Usta gazeteci Savaş Ay, Orta Karadeniz'in şirin kenti Ordu'da... Ay'ın Ordu izlenimleri...
***
Ordu'ya katıldım
Yeniden asker ocağına yazıldım sanmayın hemen Ben Ordu iline geldim de "Haçan oni diyeyrum".
Ordu Belediye Başkanı
Seyit Torun hem iyi bir belediyeci hem de çok matrak adam. Şehre girdim, makamında ziyarete gittim, kaptığı gibi karşıdaki parkın içinde kurulu balık lokantasına götürdü beni. Oturur oturmaz da garsonlar dikildi tepemize. Talimat verdi;
"Siz karışmayın arkadaşlar. Ben soracağım Savaş Abi'ye ne yiyeceğini." Sonra bana döndü sordu... - Abi önce güzel bi melocan kavurması söyleyeyim sana...
- Hııı?
- Diken ucu kavurması yani. Ya da sakarca mıhlaması veya faldirikle yap açılışı...
- Başkan kurban olayım nedir bu dediklerin?
- Arkasından da birer tabak ısırgan yağlaşı, hoşgıran kavurması, tirmit ve pallabye yeriz...
İSTİHBARAT SAĞLAM
Ben avanak avanak baktıkça o bıyık altından gülüyor, garsonlara göz kırpıyor. Alacağı olsun. Bunca tantanadan sonra imam bildiğini okuyor ve garsonlar otlardan oluşan harika mezelerle lahana çorbası ve balıkları peş peşe taşıyorlar masaya. Nereden biliyorsa artık yine soruyor - Abi ben de senin gibi iktisat okudum. Sen Marmara Üniversitesi'nde ben Erzurum'da.

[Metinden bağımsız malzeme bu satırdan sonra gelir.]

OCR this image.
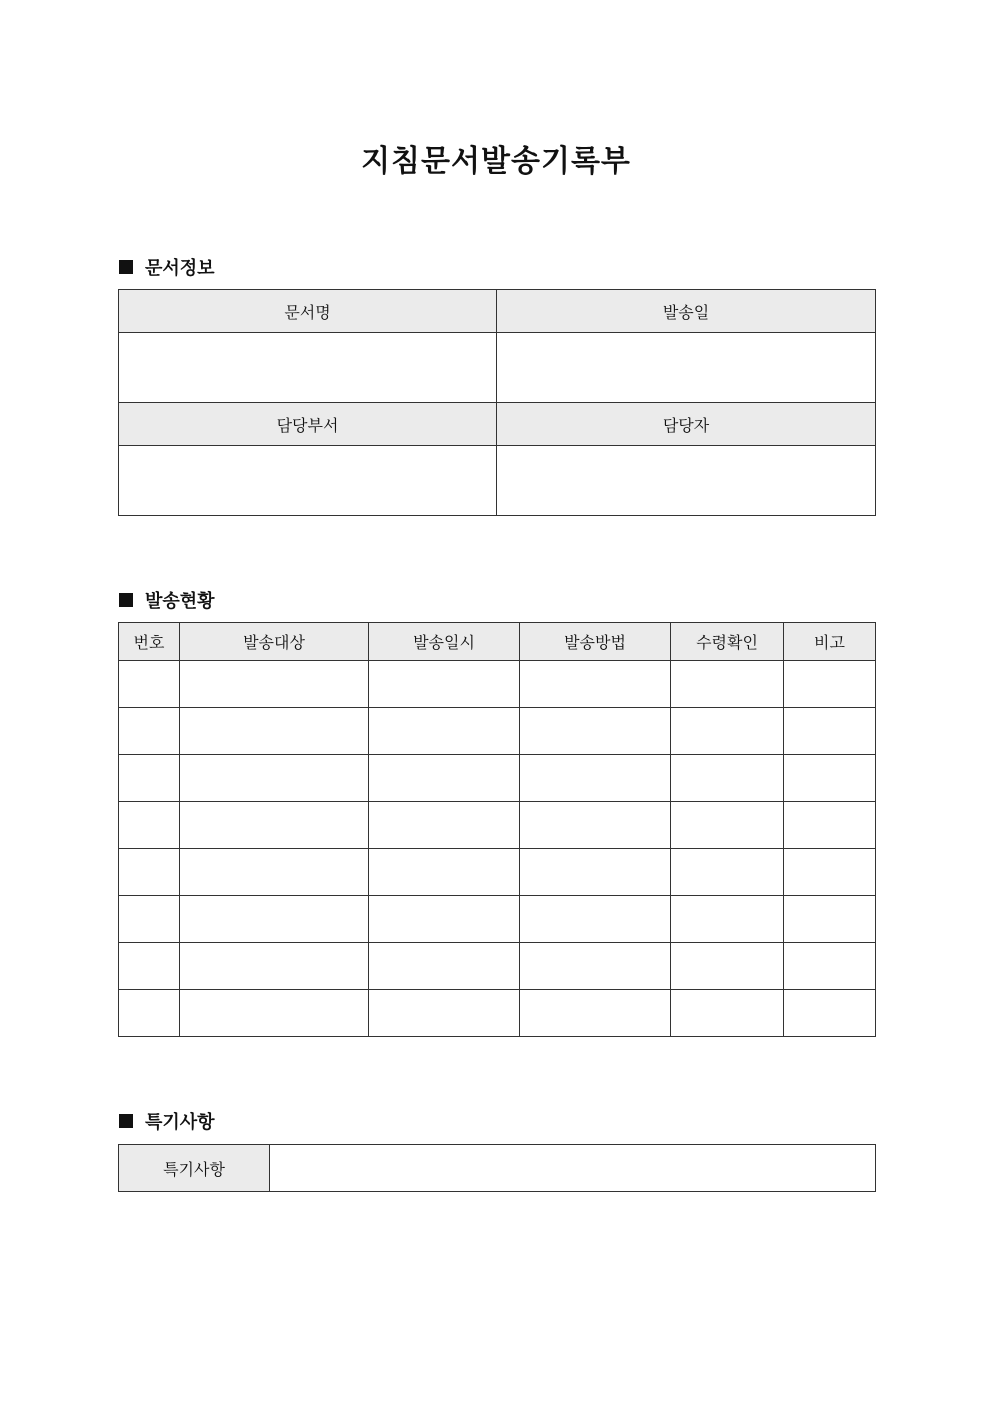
지침문서발송기록부
문서정보
문서명	발송일

담당부서	담당자

발송현황
번호	발송대상	발송일시	발송방법	수령확인	비고

특기사항
특기사항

- O kadar böbürlenme başkan ben de senin hakkında istihbarat yaptım önceden... - Ne buldun abi?
- 1968 doğumlusun, Ulubeylisin ve oranın belediye başkanlığını da yaptın bir dönem. Bölgede DSP'li tek başkansın şimdi ve sıkıntıların var.
- Valla helal olsun sana abi.
- Biz kayadan kopmadık başkan, polis muhabirliğinden geldik...
- Ne demek o abi...
- Hakkında bildiklerimiz mebzul demek. Afacan bir oğul var evde mesela. Hatta ona gitar aldın, çalsın dedin ama dokunmuyor bile kerata di mi?
- Pes abi. Helal valla...
- Sen şimdi biraz Ordu'dan söz et bana başkanım. Kaç kişisiniz, ne yer ne içer ne edersiniz. Hükümette 2 bakanınız var, nasıl torpiller beklersiniz?

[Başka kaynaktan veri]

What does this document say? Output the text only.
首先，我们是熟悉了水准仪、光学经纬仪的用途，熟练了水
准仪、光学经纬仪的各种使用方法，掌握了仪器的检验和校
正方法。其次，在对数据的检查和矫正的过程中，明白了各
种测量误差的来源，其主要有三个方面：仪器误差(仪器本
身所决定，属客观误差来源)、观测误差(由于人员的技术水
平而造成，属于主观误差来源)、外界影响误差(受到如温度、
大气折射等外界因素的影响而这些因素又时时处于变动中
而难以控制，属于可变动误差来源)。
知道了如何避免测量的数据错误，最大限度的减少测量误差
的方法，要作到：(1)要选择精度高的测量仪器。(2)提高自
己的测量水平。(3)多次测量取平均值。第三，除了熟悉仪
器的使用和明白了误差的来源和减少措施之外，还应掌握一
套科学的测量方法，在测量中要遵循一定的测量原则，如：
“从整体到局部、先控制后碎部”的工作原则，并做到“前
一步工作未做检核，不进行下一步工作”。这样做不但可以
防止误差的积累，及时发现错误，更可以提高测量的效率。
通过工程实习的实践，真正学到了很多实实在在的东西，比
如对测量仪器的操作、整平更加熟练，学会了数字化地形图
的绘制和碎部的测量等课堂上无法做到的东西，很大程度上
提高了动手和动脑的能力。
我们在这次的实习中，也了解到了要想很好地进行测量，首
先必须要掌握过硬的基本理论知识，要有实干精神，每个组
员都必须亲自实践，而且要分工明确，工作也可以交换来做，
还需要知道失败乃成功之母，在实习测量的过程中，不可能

- (gülerek) Ne torpili abi? Enerji Bakanımız Hilmi Bey Ordu'lu ama ışıklandırması olmayan tek stat bizim kentte...
- Beni siyasete alet etme başkan. Bakan devamlı geliyor ona söyle (gülüşmeler)...
Sonra çıkıp dolaşıyoruz birlikte. Sokaklar, caddeler, parklar, bahçeler geziyoruz. Oldukça sağlam sıcak ilişkisi var halkla. Özellikle gençler çevresini sarıveriyor. Hem teşekkür ediyor hem de yeni yeni şeyler istiyorlar.